All das konnte sie nur erfahren, wenn sie endlich die Gelegenheit erhielt, mit Gabriela und Miguel Santiago – und natürlich auch mit ihren Brüdern – zu sprechen. Doch bis dahin würde sie sich wohl noch einige Tage gedulden müssen, was erneut Angst in ihr hervorrief. Warum wollten die Santiagos diese Bedenkzeit? Waren sie sich doch nicht sicher, dass sie ihre verloren geglaubte Tochter wiedersehen wollten? Oder hielten sie sie für eine Betrügerin? Wenn dem so war, wusste Laura nicht, was sie tun sollte; es war ihr schlicht unmöglich zu beweisen, dass sie nicht Laura Ortega, sondern Laura Santiago heißen müsste.
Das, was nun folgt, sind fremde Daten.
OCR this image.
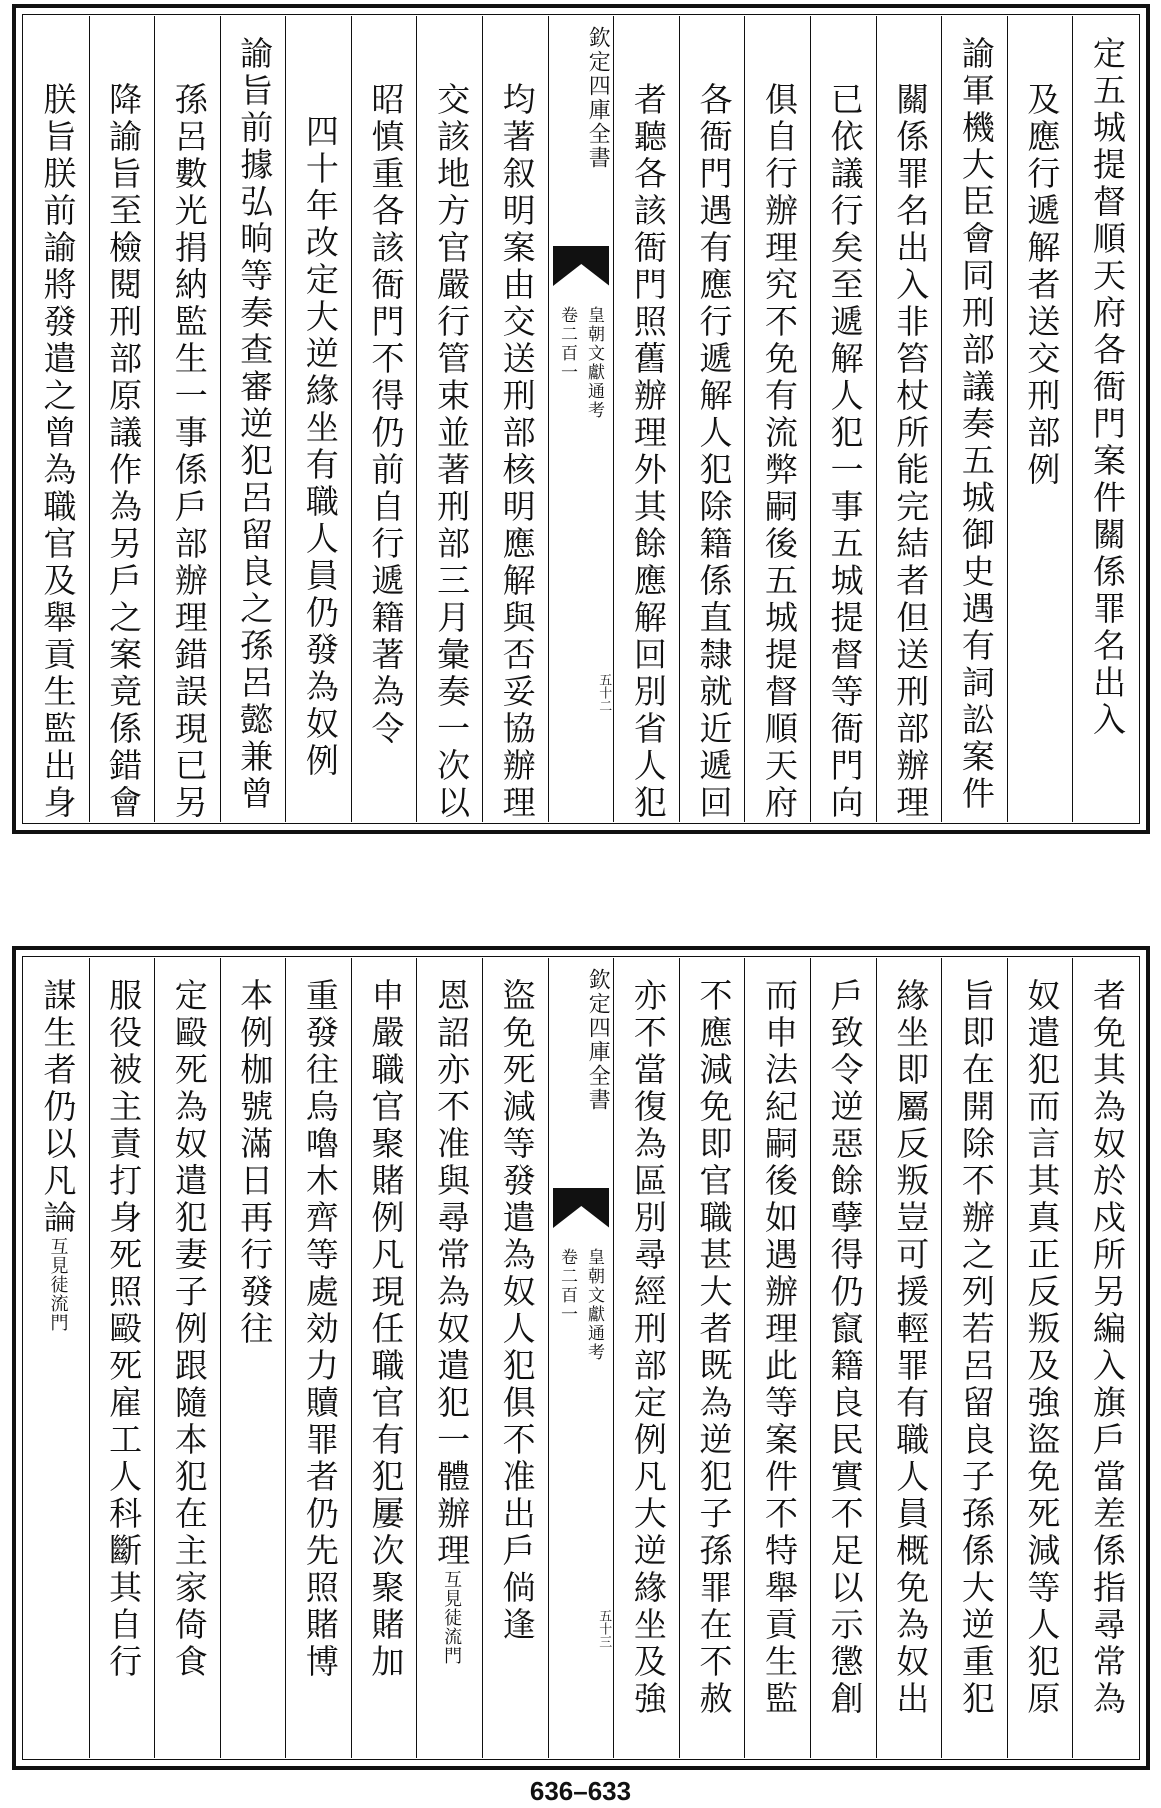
定五城提督順天府各衙門案件關係罪名出入
及應行遞解者送交刑部例
諭軍機大臣會同刑部議奏五城御史遇有詞訟案件
關係罪名出入非笞杖所能完結者但送刑部辦理
已依議行矣至遞解人犯一事五城提督等衙門向
俱自行辦理究不免有流弊嗣後五城提督順天府
各衙門遇有應行遞解人犯除籍係直隸就近遞回
者聽各該衙門照舊辦理外其餘應解回別省人犯
欽定四庫全書
皇朝文獻通考
卷二百一
五十二
均著叙明案由交送刑部核明應解與否妥協辦理
交該地方官嚴行管束並著刑部三月彙奏一次以
昭慎重各該衙門不得仍前自行遞籍著為令
四十年改定大逆緣坐有職人員仍發為奴例
諭旨前據弘晌等奏查審逆犯呂留良之孫呂懿兼曾
孫呂數光捐納監生一事係戶部辦理錯誤現已另
降諭旨至檢閱刑部原議作為另戶之案竟係錯會
朕旨朕前諭將發遣之曾為職官及舉貢生監出身
者免其為奴於戍所另編入旗戶當差係指尋常為
奴遣犯而言其真正反叛及強盜免死減等人犯原
旨即在開除不辦之列若呂留良子孫係大逆重犯
緣坐即屬反叛豈可援輕罪有職人員概免為奴出
戶致令逆惡餘孽得仍竄籍良民實不足以示懲創
而申法紀嗣後如遇辦理此等案件不特舉貢生監
不應減免即官職甚大者既為逆犯子孫罪在不赦
亦不當復為區別尋經刑部定例凡大逆緣坐及強
欽定四庫全書
皇朝文獻通考
卷二百一
五十三
盜免死減等發遣為奴人犯俱不准出戶倘逢
恩詔亦不准與尋常為奴遣犯一體辦理
互見徒流門
申嚴職官聚賭例凡現任職官有犯屢次聚賭加
重發往烏嚕木齊等處効力贖罪者仍先照賭博
本例枷號滿日再行發往
定毆死為奴遣犯妻子例跟隨本犯在主家倚食
服役被主責打身死照毆死雇工人科斷其自行
謀生者仍以凡論
互見徒流門
636–633
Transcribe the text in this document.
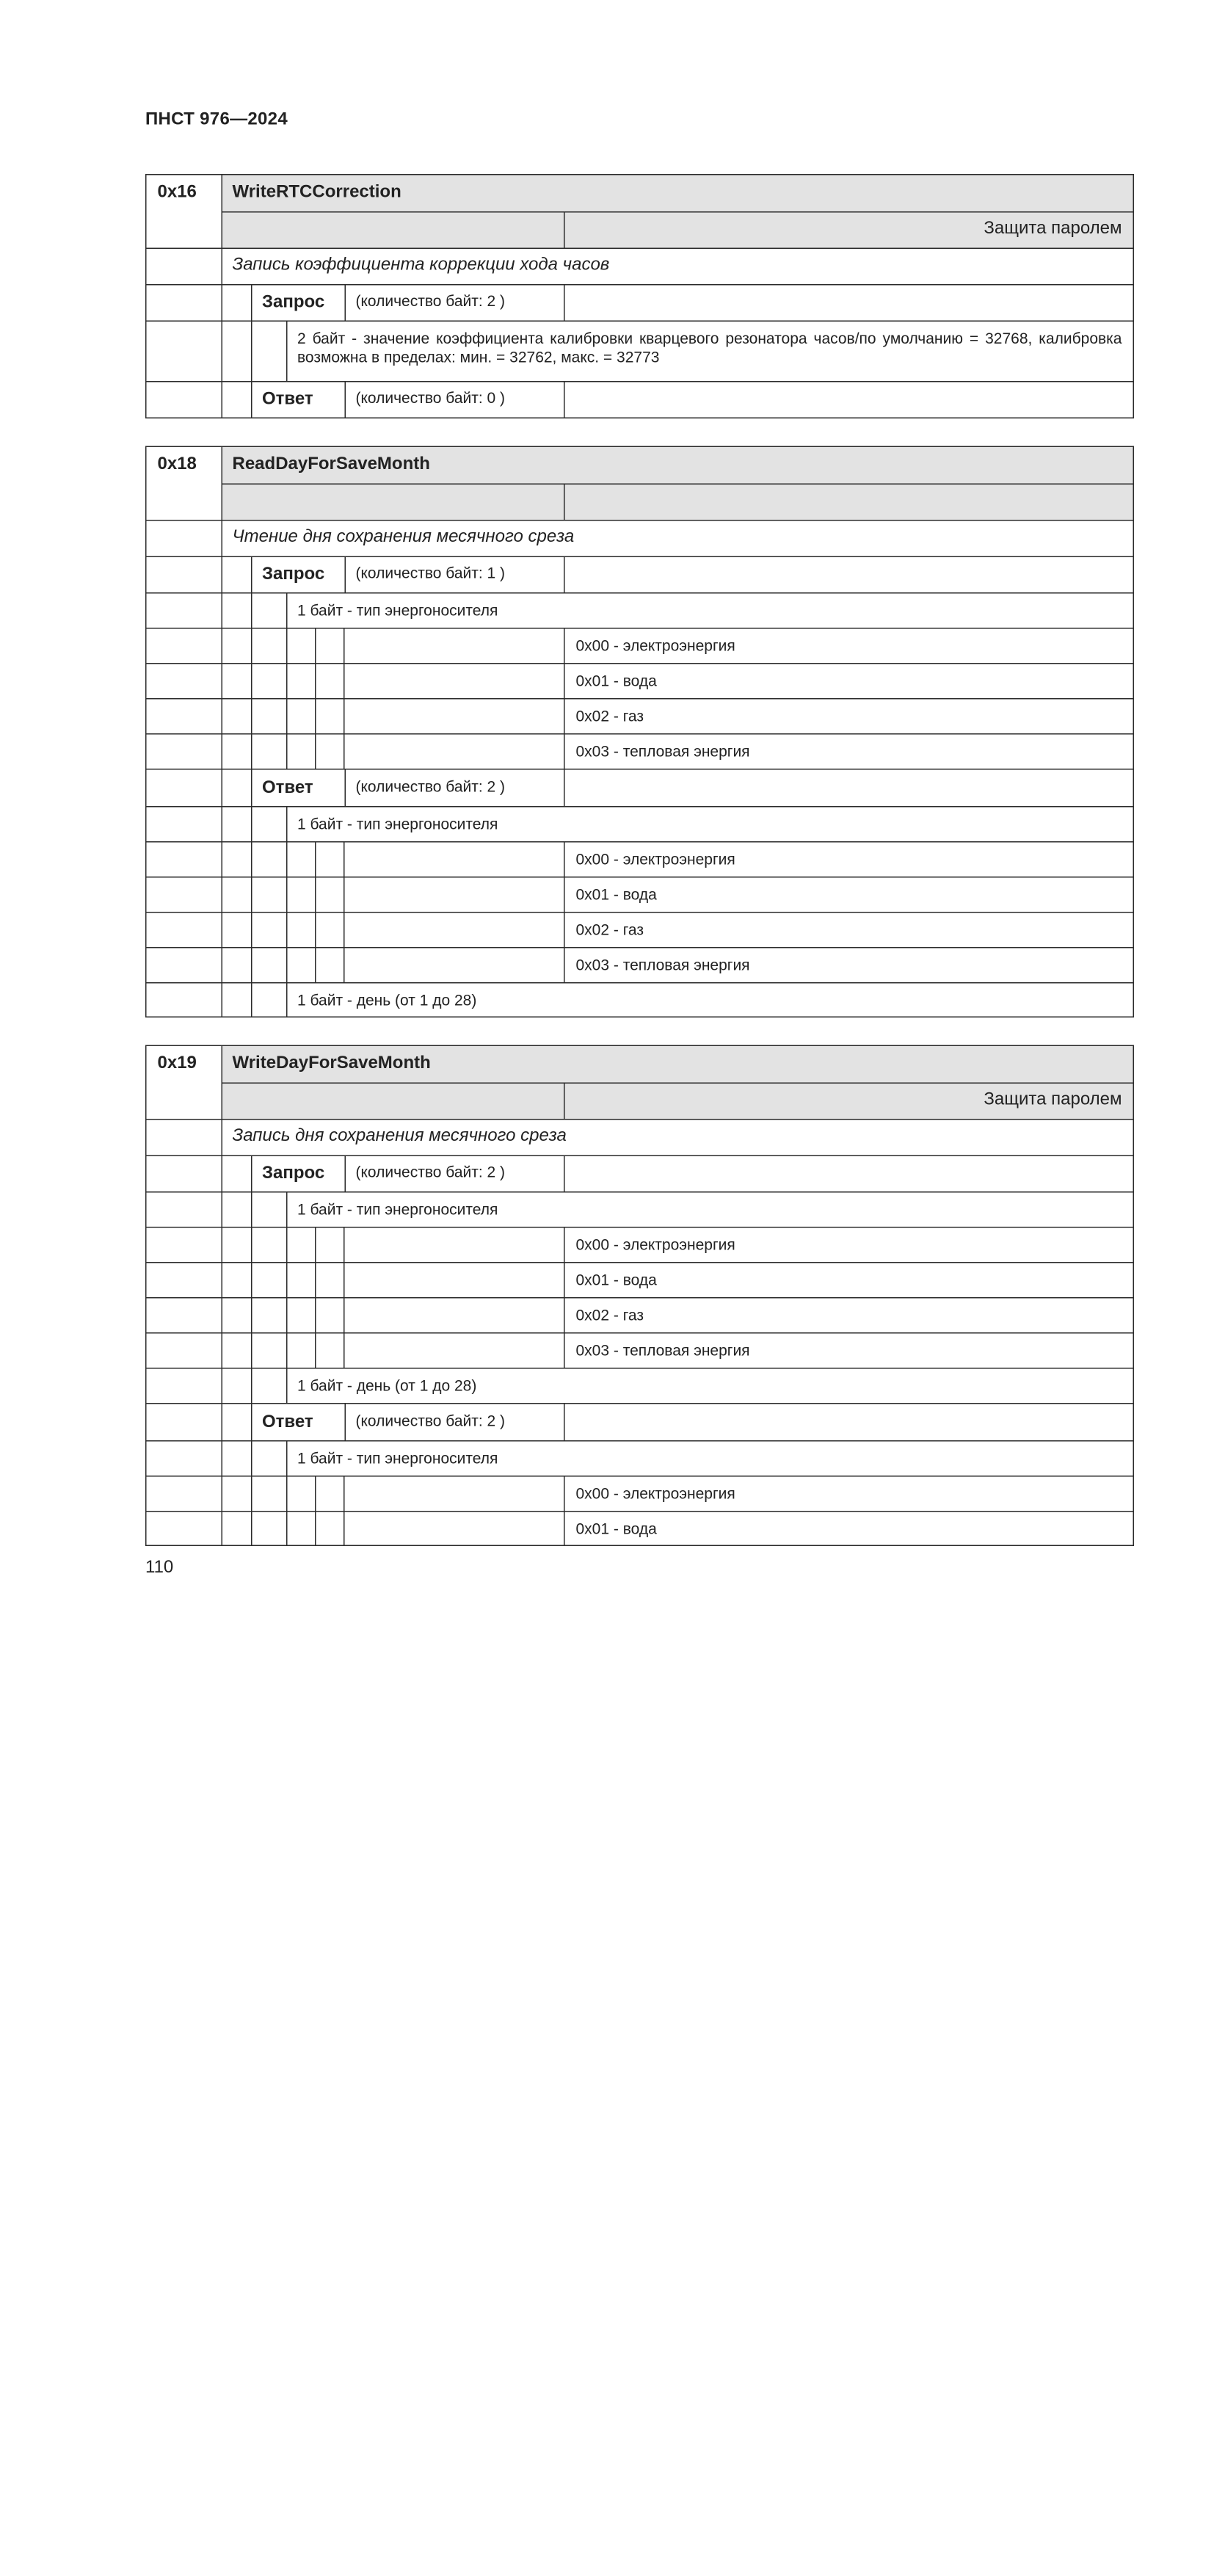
ПНСТ 976—2024
0x16	WriteRTCCorrection
Защита паролем
Запись коэффициента коррекции хода часов
Запрос	(количество байт: 2 )
2 байт - значение коэффициента калибровки кварцевого резонатора часов/по умолчанию = 32768, калибровка возможна в пределах: мин. = 32762, макс. = 32773
Ответ	(количество байт: 0 )
0x18	ReadDayForSaveMonth
Чтение дня сохранения месячного среза
Запрос	(количество байт: 1 )
1 байт - тип энергоносителя
0x00 - электроэнергия
0x01 - вода
0x02 - газ
0x03 - тепловая энергия
Ответ	(количество байт: 2 )
1 байт - тип энергоносителя
0x00 - электроэнергия
0x01 - вода
0x02 - газ
0x03 - тепловая энергия
1 байт - день (от 1 до 28)
0x19	WriteDayForSaveMonth
Защита паролем
Запись дня сохранения месячного среза
Запрос	(количество байт: 2 )
1 байт - тип энергоносителя
0x00 - электроэнергия
0x01 - вода
0x02 - газ
0x03 - тепловая энергия
1 байт - день (от 1 до 28)
Ответ	(количество байт: 2 )
1 байт - тип энергоносителя
0x00 - электроэнергия
0x01 - вода
110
Von plötzlicher Furcht erfasst, tastete sie nach dem kleinen silbernen Kreuz, das sie um den Hals trug, solange sie denken konnte. Ihr Glückbringer, der ihr schon in vielen Situationen geholfen hatte: vor Jahren bei ihrer mündlichen Schulabschlussprüfung, als sie so nervös gewesen war, dass sie erst kein Wort herausgebracht hatte. Und auch zuletzt bei dem tragischen Unglück.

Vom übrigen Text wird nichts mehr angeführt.